EnergySavvy’s entire business is about bringing utility energy-efficiency programs into the 21st century.
The Seattle-based company started out with an online audit tool that helped utilities target customers for their energy-efficiency programs. It now offers an enterprise platform that brings the entire stakeholder chain -- from customers to contractors to the utility -- into one place.
There’s just one problem: the utility doesn’t always have a digital relationship with its customers. In fact, many utilities only interact with about 20 percent or 30 percent of their customers online.
That’s a considerable problem as some utilities look to overhaul their energy-efficiency programs and engage more customers. EnergySavvy has created a new product, Optix Engage Direct, which seems to be a bit of a throwback for an industry in upheaval.
The offering is mailed out to hard-to-reach customers, “but this isn’t your parents’ direct mail,” insisted Dan Zasloff, director of product marketing at EnergySavvy.
He said most direct mail campaigns that require a response get about a 2 percent response rate, at best. This energy survey, however, had an average 17 percent response rate with the two utilities that have used it so far, Minnesota Energy Resources and a large Northeast investor-owned utility.

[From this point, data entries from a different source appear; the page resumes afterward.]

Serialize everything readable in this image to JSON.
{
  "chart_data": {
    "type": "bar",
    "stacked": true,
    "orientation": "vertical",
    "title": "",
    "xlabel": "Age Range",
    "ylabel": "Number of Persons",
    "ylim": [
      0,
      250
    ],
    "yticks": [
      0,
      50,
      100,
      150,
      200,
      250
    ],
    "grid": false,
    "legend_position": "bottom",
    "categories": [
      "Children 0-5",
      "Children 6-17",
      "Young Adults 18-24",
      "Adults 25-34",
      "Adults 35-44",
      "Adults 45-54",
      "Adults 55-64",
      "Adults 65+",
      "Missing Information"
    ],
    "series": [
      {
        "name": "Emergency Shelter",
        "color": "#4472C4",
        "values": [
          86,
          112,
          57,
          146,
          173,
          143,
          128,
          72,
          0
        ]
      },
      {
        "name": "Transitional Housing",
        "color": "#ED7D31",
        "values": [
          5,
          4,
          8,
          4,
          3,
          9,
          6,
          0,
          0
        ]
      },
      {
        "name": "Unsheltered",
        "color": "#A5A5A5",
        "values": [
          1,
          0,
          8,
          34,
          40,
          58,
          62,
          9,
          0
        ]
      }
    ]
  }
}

“The response rate from Engage Direct was much higher than we expected and it drove a significant percentage of our customers to our website,” said Jim Phillippo, program manager at Minnesota Energy Resources. “We were able to engage traditionally hard-to-reach customers, including seniors and [those in] lower income [brackets], exactly the types of customers who may benefit most from our energy-saving programs.”
EnergySavvy is quick to point out that this is not an energy report like the ones with which Opower originally built its business. Instead, it is a paper version of the firm's online survey that is customized in order to be easy to use in paper form. Although the paper survey comes with a QR code and customized web address so respondents can complete it online, 94 percent of those who did fill it out completed the paper version.
“It opens a conversation with customers in an era when utilities need to up their customer experience and find their future,” said Aaron Goldfeder, CEO and co-founder of EnergySavvy.
And, it turns out that people tend to like their utility more when they receive this sort of proactive interaction. In Minnesota, customers who filled out the paper audit were 18 percent more satisfied with their utility than those who did not receive the audit.
After a customer mails back the report, he or she receives a personalized report about not only energy savings opportunities but also energy-efficiency or demand-response programs that could be a good fit, just as they would if they had done the survey online. EnergySavvy is one of the only players in the energy-efficiency market to focus on the entire project management of utilities’ energy-efficiency programs, rather than just segmenting customers to help utilities target potential participants.
That approach has landed EnergySavvy more than two dozen utility and state clients, including Salt River Project, CPS Energy, TVA and PSEG Long Island (formerly LIPA).
Goldfeder noted that engaging different customer segments through various channels not only helps utilities meet energy-efficiency program goals but could also help them tap new revenue streams as regulators rethink utility business models.